Var_1, var_2 = (2/3 binary dummies), one dropped to avoid co linearity.

Var 3+ = Normal continuous variables

Coefficients:

[ 7.56986405,  0.75703164,  0.27158741, -0.37447474, -2.79926022, 1.43890492, -2.95286947]

logit

[-3.34739217,
 -2.27001103, 
-1.49517926, 
-0.77178644, 
-0.808111, 
-2.48474722, 
-1.76183804, 
-0.90621541
...]

Probabilities

[0.03398066, 
0.09363728, 
0.18314562,
0.31609279, 
0.30829318,
0.0769344 , 
0.14656029, 
0.28777491,
...]

Marginal effect = p*(1-p) * B_j

Now let's say that I am interested in the marginal effect of var_1 (one of the dummies), I will simply do: p*(1-p) * 0.7570

Which will result in an array of length n (# of obs) with different marginal effects (which is fine because I understand that the effects are non constant and non-linear). Let's say this array goes from [0.0008 to 0.0495]

Now the problem is, how can you verify this results? How can I measure the marginal effect when the dummy goes from values 0 to 1?

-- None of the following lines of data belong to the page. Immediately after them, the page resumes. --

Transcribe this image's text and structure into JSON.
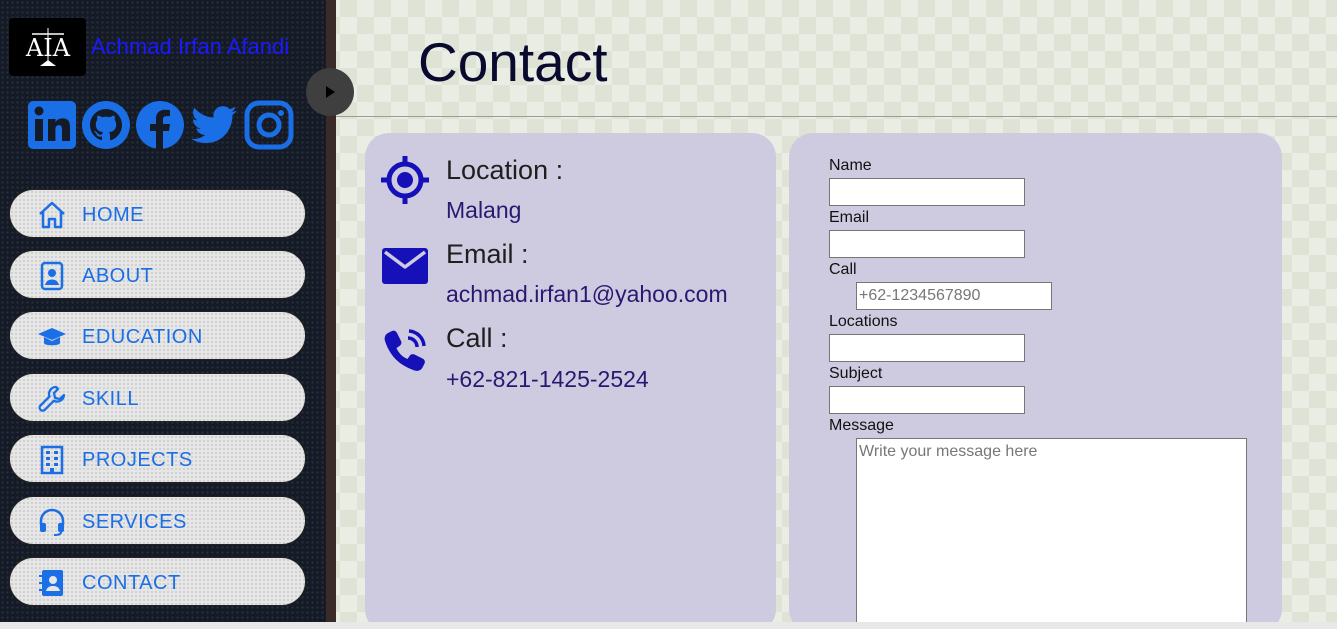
{
  "brand": {
    "name": "Achmad Irfan Afandi",
    "logo_text": "AIA"
  },
  "socials": [
    {
      "name": "linkedin",
      "icon": "linkedin-icon"
    },
    {
      "name": "github",
      "icon": "github-icon"
    },
    {
      "name": "facebook",
      "icon": "facebook-icon"
    },
    {
      "name": "twitter",
      "icon": "twitter-icon"
    },
    {
      "name": "instagram",
      "icon": "instagram-icon"
    }
  ],
  "nav": {
    "items": [
      {
        "label": "HOME",
        "icon": "home-icon"
      },
      {
        "label": "ABOUT",
        "icon": "profile-icon"
      },
      {
        "label": "EDUCATION",
        "icon": "graduation-cap-icon"
      },
      {
        "label": "SKILL",
        "icon": "wrench-icon"
      },
      {
        "label": "PROJECTS",
        "icon": "building-icon"
      },
      {
        "label": "SERVICES",
        "icon": "headset-icon"
      },
      {
        "label": "CONTACT",
        "icon": "contact-book-icon"
      }
    ]
  },
  "header": {
    "title": "Contact"
  },
  "contact_info": {
    "location": {
      "heading": "Location :",
      "value": "Malang",
      "icon": "crosshair-icon"
    },
    "email": {
      "heading": "Email :",
      "value": "achmad.irfan1@yahoo.com",
      "icon": "envelope-icon"
    },
    "call": {
      "heading": "Call :",
      "value": "+62-821-1425-2524",
      "icon": "phone-icon"
    }
  },
  "form": {
    "name_label": "Name",
    "name_value": "",
    "email_label": "Email",
    "email_value": "",
    "call_label": "Call",
    "call_placeholder": "+62-1234567890",
    "locations_label": "Locations",
    "locations_value": "",
    "subject_label": "Subject",
    "subject_value": "",
    "message_label": "Message",
    "message_placeholder": "Write your message here"
  },
  "colors": {
    "accent": "#1a6ee6",
    "brand_text": "#1a1aff",
    "card_bg": "#cecbe0",
    "icon_dark": "#1510b8",
    "sidebar_bg": "#141a26"
  }
}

You could argue that I could do two things MEM and AME methods:

  1. MEM: Leave all the values at its mean and then calculate all over again for var_1 = 0 and then for var_1 = 1 (MEM method)

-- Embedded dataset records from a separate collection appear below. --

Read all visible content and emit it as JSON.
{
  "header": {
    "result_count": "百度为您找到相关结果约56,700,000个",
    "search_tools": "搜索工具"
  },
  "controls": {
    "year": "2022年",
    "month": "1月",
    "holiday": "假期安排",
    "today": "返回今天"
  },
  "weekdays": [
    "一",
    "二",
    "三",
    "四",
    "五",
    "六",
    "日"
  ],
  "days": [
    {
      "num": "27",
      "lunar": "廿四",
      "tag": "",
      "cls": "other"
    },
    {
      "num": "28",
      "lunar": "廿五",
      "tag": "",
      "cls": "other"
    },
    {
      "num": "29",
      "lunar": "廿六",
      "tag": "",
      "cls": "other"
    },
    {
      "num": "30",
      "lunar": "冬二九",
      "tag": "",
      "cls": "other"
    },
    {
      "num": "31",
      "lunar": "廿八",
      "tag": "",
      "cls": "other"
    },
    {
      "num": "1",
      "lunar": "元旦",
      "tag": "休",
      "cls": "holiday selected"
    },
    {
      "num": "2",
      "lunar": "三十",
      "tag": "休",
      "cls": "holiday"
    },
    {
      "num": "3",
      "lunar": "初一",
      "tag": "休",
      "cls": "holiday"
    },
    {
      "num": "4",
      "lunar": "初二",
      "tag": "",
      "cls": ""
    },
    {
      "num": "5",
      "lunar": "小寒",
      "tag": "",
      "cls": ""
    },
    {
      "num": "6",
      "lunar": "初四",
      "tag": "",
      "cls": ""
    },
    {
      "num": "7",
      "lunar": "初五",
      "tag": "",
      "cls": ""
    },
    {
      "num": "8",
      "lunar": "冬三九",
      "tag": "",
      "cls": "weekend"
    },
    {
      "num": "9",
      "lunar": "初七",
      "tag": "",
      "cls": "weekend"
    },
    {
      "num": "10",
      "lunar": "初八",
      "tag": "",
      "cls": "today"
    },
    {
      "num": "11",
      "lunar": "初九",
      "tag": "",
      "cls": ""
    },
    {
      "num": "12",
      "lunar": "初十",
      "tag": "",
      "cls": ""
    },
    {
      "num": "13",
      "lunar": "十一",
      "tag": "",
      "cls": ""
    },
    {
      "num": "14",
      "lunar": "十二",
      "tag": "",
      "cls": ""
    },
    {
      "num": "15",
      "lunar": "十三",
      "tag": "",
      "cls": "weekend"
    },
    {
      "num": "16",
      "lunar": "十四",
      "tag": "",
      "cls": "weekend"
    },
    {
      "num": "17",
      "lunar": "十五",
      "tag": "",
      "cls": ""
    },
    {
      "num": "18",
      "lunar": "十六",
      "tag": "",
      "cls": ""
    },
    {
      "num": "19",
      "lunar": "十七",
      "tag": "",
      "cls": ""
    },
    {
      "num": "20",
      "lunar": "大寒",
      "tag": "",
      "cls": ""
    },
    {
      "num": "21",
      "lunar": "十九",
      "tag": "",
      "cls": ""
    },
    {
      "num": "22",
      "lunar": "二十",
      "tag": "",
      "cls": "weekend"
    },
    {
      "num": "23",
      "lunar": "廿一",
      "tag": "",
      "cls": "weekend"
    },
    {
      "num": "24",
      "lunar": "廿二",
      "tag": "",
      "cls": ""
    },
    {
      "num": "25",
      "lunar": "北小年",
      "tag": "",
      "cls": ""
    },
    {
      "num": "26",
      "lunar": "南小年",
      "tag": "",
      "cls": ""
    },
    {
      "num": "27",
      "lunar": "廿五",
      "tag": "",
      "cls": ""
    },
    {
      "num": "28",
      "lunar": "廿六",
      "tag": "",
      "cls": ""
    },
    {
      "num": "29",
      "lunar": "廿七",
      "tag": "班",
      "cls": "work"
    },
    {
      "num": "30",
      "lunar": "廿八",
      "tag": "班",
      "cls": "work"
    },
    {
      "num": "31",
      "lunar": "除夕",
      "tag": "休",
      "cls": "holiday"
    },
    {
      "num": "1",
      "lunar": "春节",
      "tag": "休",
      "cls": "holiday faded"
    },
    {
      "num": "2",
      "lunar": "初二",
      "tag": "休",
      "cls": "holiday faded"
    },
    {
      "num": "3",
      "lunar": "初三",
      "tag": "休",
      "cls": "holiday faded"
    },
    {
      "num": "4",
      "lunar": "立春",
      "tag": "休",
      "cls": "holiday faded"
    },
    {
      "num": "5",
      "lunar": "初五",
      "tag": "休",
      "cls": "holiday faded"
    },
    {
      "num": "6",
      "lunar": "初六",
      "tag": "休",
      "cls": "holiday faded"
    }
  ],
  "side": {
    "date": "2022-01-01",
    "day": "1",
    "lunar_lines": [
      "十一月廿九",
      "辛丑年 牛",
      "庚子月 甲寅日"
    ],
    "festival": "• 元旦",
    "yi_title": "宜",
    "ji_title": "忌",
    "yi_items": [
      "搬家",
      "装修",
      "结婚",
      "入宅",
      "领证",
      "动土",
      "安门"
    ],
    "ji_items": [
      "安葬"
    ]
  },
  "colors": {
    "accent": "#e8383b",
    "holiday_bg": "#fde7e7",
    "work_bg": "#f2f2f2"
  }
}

    (you can't really do this because that you will be assuming that you can have
    some observations where var_1 and var_2 will be equal to 1 at the same time,
    which incorrect since the mean for a dummy is like a proportion of how many "1s"
    there are for that column)

  2. AME: Leave as observed, but changing all the values of var_1 to 0 (making all the values of var_2 = 1) and then do the opposite (var_1 = 1, var_2 =0, you have to do this since it can't belong to two categories at the same time), and then take the average of the results (AME method) (Side comment:One thing I am not sure if it is the average between the difference in marginal effects when var_1 = 0 and then 1, or if it is an average between the probabilities when var_1 =0 and then 1, I used both, but probability I think it makes more sense to me)

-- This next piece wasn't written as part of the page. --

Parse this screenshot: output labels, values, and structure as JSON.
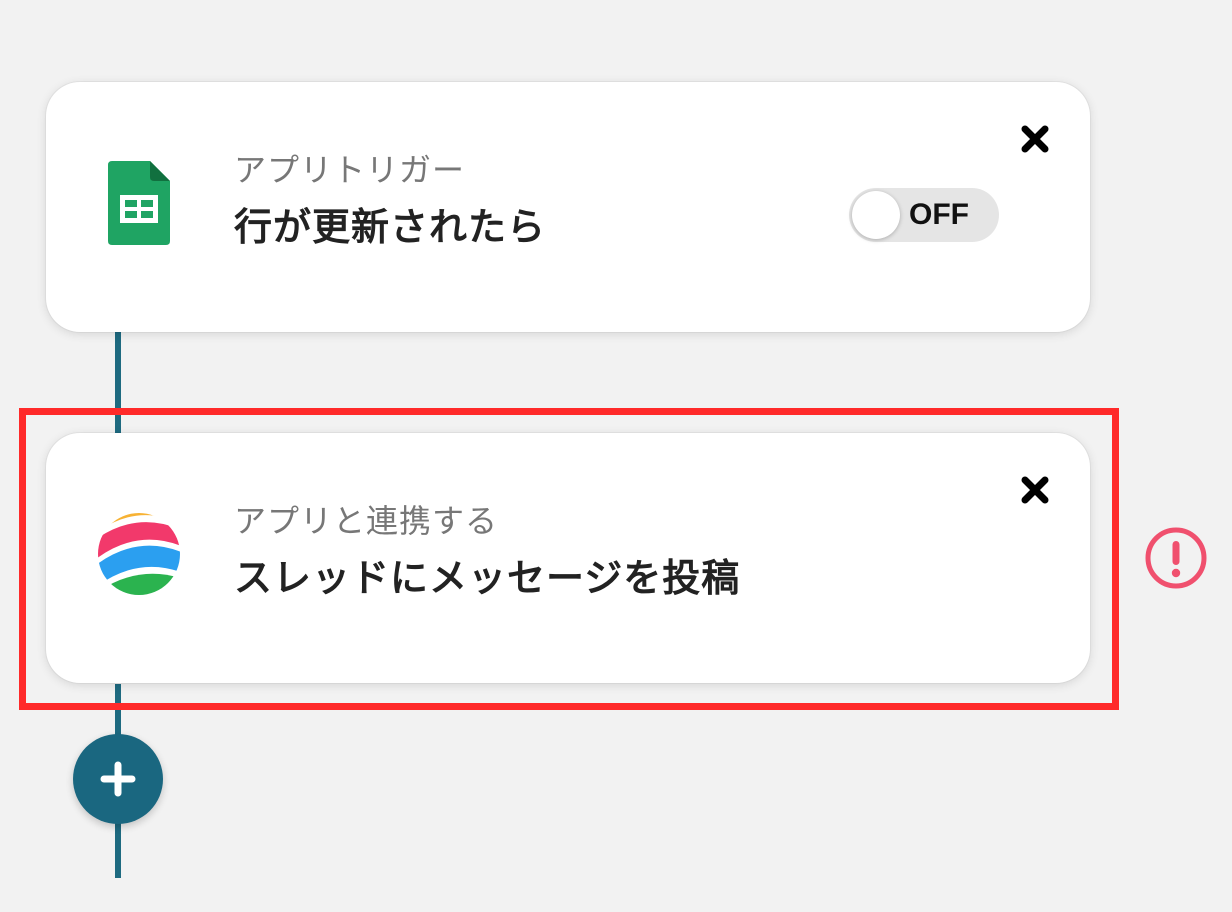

Now, if I try the 2nd approach I get very different results to what I originally got ( which were values between [0.0008 to 0.0495]), it gives me values between [0.0022 to 0.1207], which is a massive difference.

To summarise:

  1. How can do a mathematical corroboration to get the same values I got initially from the theoretical formula of marginal effect = p* (1-p)* B_j, which was ([0.0008 to 0.0495]). There should be a method to arrive to the same number (I am using AME at the moment)

  2. How can I interpret these original values in the first place? Because if I take 0.0495, I am basically saying, if I increase var_1 by 1-unit (from 0 to 1), I will have a 4.95% increase in probability of my event happening, the problems is that it doesn't consider that to make the 1-unit increase I need to, by default, decrease the other dummy variable (var_2), so I will be doing something of a double-change in the variables or like a double marginal effect at the same time.

Best Answer

For connected dummies $d$ and $x$, you might want to calculate this average of finite differences:

$$AME_x =\frac{1}{N} \cdot \sum_{i=1}^N \left[ \hat p(d=1,x=0,z=z_i)-\hat p(d=0,x=1,z=z_i) \right],$$

where $\hat p(.)$ is the predicted probability from the logit model. I don't know what encoding you are using, so replace that for the ones and zeros above.

Note that std(x)/1000 for continuous variables is not quite right. If you recall the definition of derivatives, the limit of the change goes to zero. You are considering a tiny perturbation, not one of particular size that depends on the SD of x.